Strictly Come Dancing – The Final, Saturday 23 December 2006
Did we like it?
A glorious gala of delicious dancing, sumptuous samba and beautiful ballroom. Hurrah also for Brucie, still on the ball at almost 80 and the lovely, foxy lady Tess.
What was good about it?
• The dancing was a delight from start to finish; sometimes Mark Ramprakash and Karen moved like Siamese twins so hypnotic and rhythmic were their moves.
• Brucie, opening up with a catchphrase of “nice to see you…” he ruled the stage with his vim and vigour. Variety has existed in this country for ooh, about one hundred years and for much of that time the formidable Forsyth has been on the front line often administering the kiss of life when it was in danger of extinction.

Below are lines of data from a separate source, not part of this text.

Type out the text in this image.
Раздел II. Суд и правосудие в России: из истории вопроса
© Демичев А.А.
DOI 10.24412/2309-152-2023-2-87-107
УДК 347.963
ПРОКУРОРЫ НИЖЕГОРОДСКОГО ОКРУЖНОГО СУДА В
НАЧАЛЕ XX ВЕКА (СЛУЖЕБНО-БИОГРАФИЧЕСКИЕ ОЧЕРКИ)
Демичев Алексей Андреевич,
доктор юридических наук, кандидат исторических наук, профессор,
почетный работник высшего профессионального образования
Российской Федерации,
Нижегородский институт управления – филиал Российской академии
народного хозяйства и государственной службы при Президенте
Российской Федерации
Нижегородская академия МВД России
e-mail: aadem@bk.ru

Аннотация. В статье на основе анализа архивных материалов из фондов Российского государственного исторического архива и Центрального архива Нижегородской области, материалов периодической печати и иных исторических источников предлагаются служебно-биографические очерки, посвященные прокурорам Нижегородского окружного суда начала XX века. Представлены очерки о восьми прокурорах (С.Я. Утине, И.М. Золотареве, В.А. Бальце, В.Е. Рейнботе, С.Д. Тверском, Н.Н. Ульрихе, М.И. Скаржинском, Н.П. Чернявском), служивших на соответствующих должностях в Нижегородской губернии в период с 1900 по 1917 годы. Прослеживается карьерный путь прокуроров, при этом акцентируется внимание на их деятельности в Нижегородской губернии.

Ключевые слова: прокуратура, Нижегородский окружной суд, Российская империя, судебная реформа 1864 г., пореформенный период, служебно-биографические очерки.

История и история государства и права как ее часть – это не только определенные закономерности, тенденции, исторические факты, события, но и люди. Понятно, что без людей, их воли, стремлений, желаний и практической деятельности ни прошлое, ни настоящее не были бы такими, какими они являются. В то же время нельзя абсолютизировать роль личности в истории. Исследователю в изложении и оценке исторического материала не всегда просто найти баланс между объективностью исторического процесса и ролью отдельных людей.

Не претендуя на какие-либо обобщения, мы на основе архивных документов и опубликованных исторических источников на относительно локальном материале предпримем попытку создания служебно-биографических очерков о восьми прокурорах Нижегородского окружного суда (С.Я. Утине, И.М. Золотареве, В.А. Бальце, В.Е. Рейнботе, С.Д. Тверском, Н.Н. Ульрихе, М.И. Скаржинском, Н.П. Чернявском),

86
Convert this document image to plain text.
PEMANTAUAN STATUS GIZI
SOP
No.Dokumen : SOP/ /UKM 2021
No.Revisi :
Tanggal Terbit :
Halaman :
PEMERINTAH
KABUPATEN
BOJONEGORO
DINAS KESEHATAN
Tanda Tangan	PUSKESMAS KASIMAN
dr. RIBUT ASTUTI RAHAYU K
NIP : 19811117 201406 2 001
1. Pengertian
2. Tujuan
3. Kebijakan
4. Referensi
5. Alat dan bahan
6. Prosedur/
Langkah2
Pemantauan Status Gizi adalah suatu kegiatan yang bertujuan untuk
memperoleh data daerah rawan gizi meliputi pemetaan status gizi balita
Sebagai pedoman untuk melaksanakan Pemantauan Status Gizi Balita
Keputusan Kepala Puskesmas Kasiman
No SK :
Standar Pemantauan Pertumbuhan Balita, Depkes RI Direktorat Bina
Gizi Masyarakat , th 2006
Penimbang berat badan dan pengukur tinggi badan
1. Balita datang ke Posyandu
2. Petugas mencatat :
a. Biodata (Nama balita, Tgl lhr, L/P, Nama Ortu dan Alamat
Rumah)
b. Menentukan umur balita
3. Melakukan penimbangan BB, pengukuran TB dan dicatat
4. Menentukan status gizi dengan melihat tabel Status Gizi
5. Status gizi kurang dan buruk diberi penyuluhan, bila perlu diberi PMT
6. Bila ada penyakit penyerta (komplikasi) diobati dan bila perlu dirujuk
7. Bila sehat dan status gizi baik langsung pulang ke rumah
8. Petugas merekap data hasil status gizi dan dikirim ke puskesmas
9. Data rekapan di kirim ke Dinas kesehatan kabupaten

• At about 10.15 on a Saturday night, we finally got the result we had all been hoping for when Mark was crowned king of Strictly Come Dancing. The loveable Bruno had earlier suggested we had two regal princes, but who would be king?
• We also had a fascinating look behind the scenes at the secrets of Matt Dawson’s comeback from his “heinous” cha-cha-cha to his valedictory, voluptuous Viennese Waltz.
• The final sound as we left the studio was one of happiness and festive joy as Mark and Karen tried to dance in celebration but she was already in floods of tears.
• Mark Ramprakash’s hips. He knows he can really swing but on the night he was so hot, hot, hot as sometimes the hips seemed to move in six different ways at once and he fully deserved to win.
• To the radiant Lilia and Karen, may we just say both how beautiful you are with your slinky shakes and risqué rumbas that really raised the blood. Our Saturdays will be the poorer without our dancing perfect girls.
• The show ended on a high with the sweet icing sugar on Mark’s result provided by Matt’s graciousness in defeat, conceding that “there was only one winner”.
• Three of the four judges were lovely and really got into the spirit of the final. Always one to push the boat out with a punt of hyperbole, Bruno was his usual vivacious self; Arlene had little doubt to whose mast her colours were firmly nailed; and the top judge Len was still a soft-touch, always handing out the highest score but always gave the highest accuracy in his comments.
What was bad about it?
• Boo! Boo! Craig still couldn’t find it in his cold heart to listen to the other voices in the judging panel and those in the audience to let slip his mask as a figurehead of snootiness and really let himself go. It was only right at the end that he deigned that Mark’s last dance “had to be the winning dance”.
• We felt that the short film that showed the gradual culling of the dancers down the final two was a little brief. Although sometimes we were drumming our fingers as seeing things like Peter Schmeichel’s sinking in quicksand steps was like a thousand hours of torture. While Nicholas Owen still looked like he was taking the proverbial walk in the park, and Spoony’s floundering over-enthusiasm sometimes made him look like a drowning man.
• It would be nice to think that something long term comes out of all this for both Mark and Matt but they’re both like to suffer the short term effect of starburst fame before having to look for other ways to occupy their time after retiring from sport.